Just a few short weeks ago my heart was completely unsettled; I wasn’t confident in the role of squad leader, nor was I confident in a dream of mine that has been slowly coming to fruition. At launch, I had the privilege of having lunch with a few of the World Race staff. My heart was in such a weird place that I wanted to soak up any wisdom that they have, so I asked what I was supposed to do when I knew I was following what God told me to do but felt unsettled. I don’t really know what answer I was expecting, but the one I got definitely wasn’t it.  My question was met with “it’s a matter of maturity” & “people think that God’s will is the safest place to be, but His main concern isn’t our comfort” & possibly the best, yet one that stung the most was “you just have to choose to grow up.” Oh, hey there reality. ha! After that, I simply asked the Lord to settle my heart and ground my spirit in the truth of who He is. It’s like a switch went from off to on. 

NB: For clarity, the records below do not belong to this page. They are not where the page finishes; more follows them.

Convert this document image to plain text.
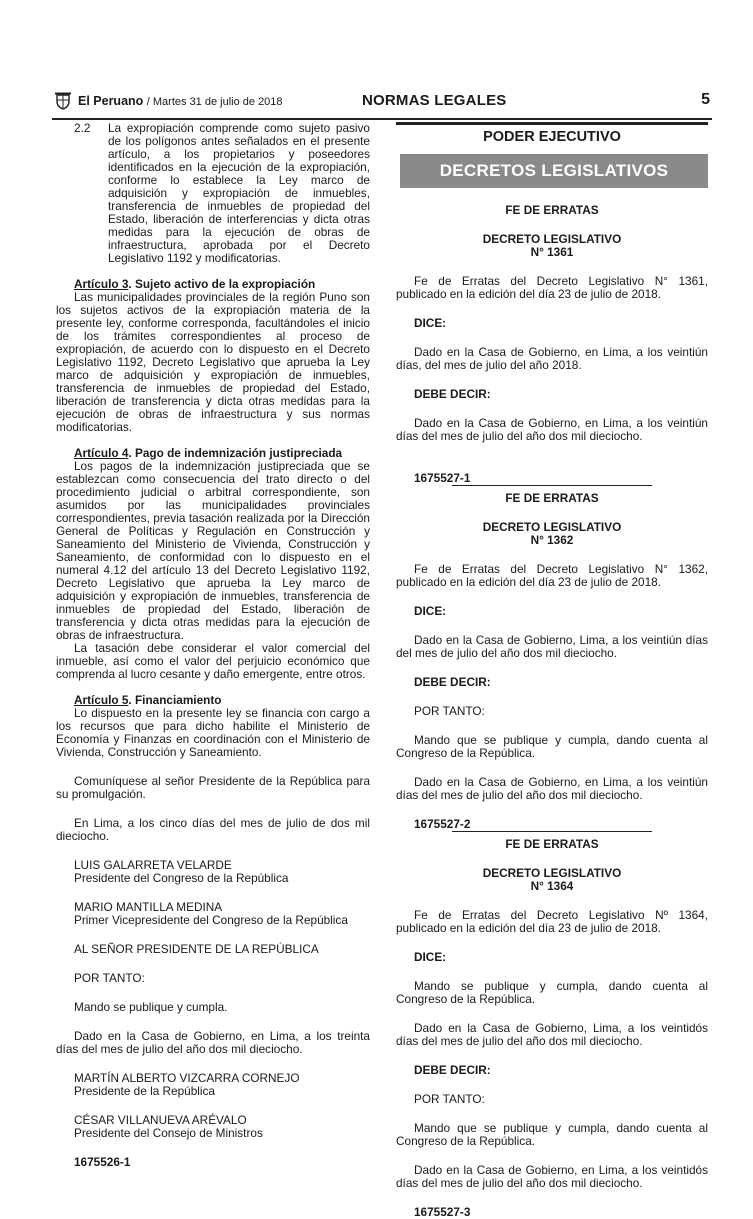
El Peruano / Martes 31 de julio de 2018	NORMAS LEGALES	5
2.2	La expropiación comprende como sujeto pasivo de los polígonos antes señalados en el presente artículo, a los propietarios y poseedores identificados en la ejecución de la expropiación, conforme lo establece la Ley marco de adquisición y expropiación de inmuebles, transferencia de inmuebles de propiedad del Estado, liberación de interferencias y dicta otras medidas para la ejecución de obras de infraestructura, aprobada por el Decreto Legislativo 1192 y modificatorias.

Artículo 3. Sujeto activo de la expropiación

Las municipalidades provinciales de la región Puno son los sujetos activos de la expropiación materia de la presente ley, conforme corresponda, facultándoles el inicio de los trámites correspondientes al proceso de expropiación, de acuerdo con lo dispuesto en el Decreto Legislativo 1192, Decreto Legislativo que aprueba la Ley marco de adquisición y expropiación de inmuebles, transferencia de inmuebles de propiedad del Estado, liberación de transferencia y dicta otras medidas para la ejecución de obras de infraestructura y sus normas modificatorias.

Artículo 4. Pago de indemnización justipreciada

Los pagos de la indemnización justipreciada que se establezcan como consecuencia del trato directo o del procedimiento judicial o arbitral correspondiente, son asumidos por las municipalidades provinciales correspondientes, previa tasación realizada por la Dirección General de Políticas y Regulación en Construcción y Saneamiento del Ministerio de Vivienda, Construcción y Saneamiento, de conformidad con lo dispuesto en el numeral 4.12 del artículo 13 del Decreto Legislativo 1192, Decreto Legislativo que aprueba la Ley marco de adquisición y expropiación de inmuebles, transferencia de inmuebles de propiedad del Estado, liberación de transferencia y dicta otras medidas para la ejecución de obras de infraestructura.

La tasación debe considerar el valor comercial del inmueble, así como el valor del perjuicio económico que comprenda al lucro cesante y daño emergente, entre otros.

Artículo 5. Financiamiento

Lo dispuesto en la presente ley se financia con cargo a los recursos que para dicho habilite el Ministerio de Economía y Finanzas en coordinación con el Ministerio de Vivienda, Construcción y Saneamiento.

Comuníquese al señor Presidente de la República para su promulgación.

En Lima, a los cinco días del mes de julio de dos mil dieciocho.

LUIS GALARRETA VELARDE

Presidente del Congreso de la República

MARIO MANTILLA MEDINA

Primer Vicepresidente del Congreso de la República

AL SEÑOR PRESIDENTE DE LA REPÚBLICA

POR TANTO:

Mando se publique y cumpla.

Dado en la Casa de Gobierno, en Lima, a los treinta días del mes de julio del año dos mil dieciocho.

MARTÍN ALBERTO VIZCARRA CORNEJO

Presidente de la República

CÉSAR VILLANUEVA ARÉVALO

Presidente del Consejo de Ministros

1675526-1

PODER EJECUTIVO
DECRETOS LEGISLATIVOS

FE DE ERRATAS

DECRETO LEGISLATIVO

N° 1361

Fe de Erratas del Decreto Legislativo N° 1361, publicado en la edición del día 23 de julio de 2018.

DICE:

Dado en la Casa de Gobierno, en Lima, a los veintiún días, del mes de julio del año 2018.

DEBE DECIR:

Dado en la Casa de Gobierno, en Lima, a los veintiún días del mes de julio del año dos mil dieciocho.

1675527-1

FE DE ERRATAS

DECRETO LEGISLATIVO

N° 1362

Fe de Erratas del Decreto Legislativo N° 1362, publicado en la edición del día 23 de julio de 2018.

DICE:

Dado en la Casa de Gobierno, Lima, a los veintiún días del mes de julio del año dos mil dieciocho.

DEBE DECIR:

POR TANTO:

Mando que se publique y cumpla, dando cuenta al Congreso de la República.

Dado en la Casa de Gobierno, en Lima, a los veintiún días del mes de julio del año dos mil dieciocho.

1675527-2

FE DE ERRATAS

DECRETO LEGISLATIVO

N° 1364

Fe de Erratas del Decreto Legislativo Nº 1364, publicado en la edición del día 23 de julio de 2018.

DICE:

Mando se publique y cumpla, dando cuenta al Congreso de la República.

Dado en la Casa de Gobierno, Lima, a los veintidós días del mes de julio del año dos mil dieciocho.

DEBE DECIR:

POR TANTO:

Mando que se publique y cumpla, dando cuenta al Congreso de la República.

Dado en la Casa de Gobierno, en Lima, a los veintidós días del mes de julio del año dos mil dieciocho.

1675527-3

About a week ago, we had dinner with a few TL’s and were talking about some of our childhood dreams. I thought about the fact that I went through my senior book from high school when I got home from the World Race. I looked at the goals I had written, which were to 1) go on a foreign mission trip 2) start a non-profit and 3) open a physical therapy clinic. #3 won’t happen because I realized I don’t actually enjoy physical therapy and changed my major :), but I’m living out the other 2! Just think…papa put those dreams in my heart like 6 years ago and they’re happening NOW! 

Yesterday, we met a man named Mike that runs a coffee shop called Crossroads in Panajachel, Guatemala; it’s not a typical coffee shop, as it doesn’t have WIFI. The reasoning behind this is so he can talk with people and hear their stories about where they’ve been and where they’re going. Mike travels quite a bit as well, so he brought up an illustration of getting on a plane. You hug the people you love and leave them, sit for awhile with the fact that you’ve just said good-bye, then prepare for landing and anxiously get your bags to head to the destination of saying hello to what God has for you next. During our conversation he started talking about the song called Give Me Your Eyes by Brandon Heath; Mike said that anytime he is questioning whether it’s worth it, he will look into the eyes of a customer and see the brokenness pouring out of them. 

Sometimes I meet people that, when I look in their eyes, seem as though they will shatter if a light breeze blows. It’s not my favorite to say good-bye to people so often, it really isn’t. But, I’m continuously placed in positions to help people pick up the pieces when they do happen to shatter. It’s so worth it to see someone come alive when they realize they are loved unconditionally.  

So, the past month has been one of becoming settled in where I am and pouring my heart out to people that I say good-bye to a few days later, while also becoming confident in where I’m going. I feel like I’m finally not running from something, but running towards something.  I’m running towards my Father’s heart. I’m running towards the love that He has for the people around me. I’m running towards the life of abundance that’s He’s leading me into. I’m so thankful that I’m surrounded by people that are willing to look me in the eye and tell me how it is, no sugar-coating needed. It’s pretty great!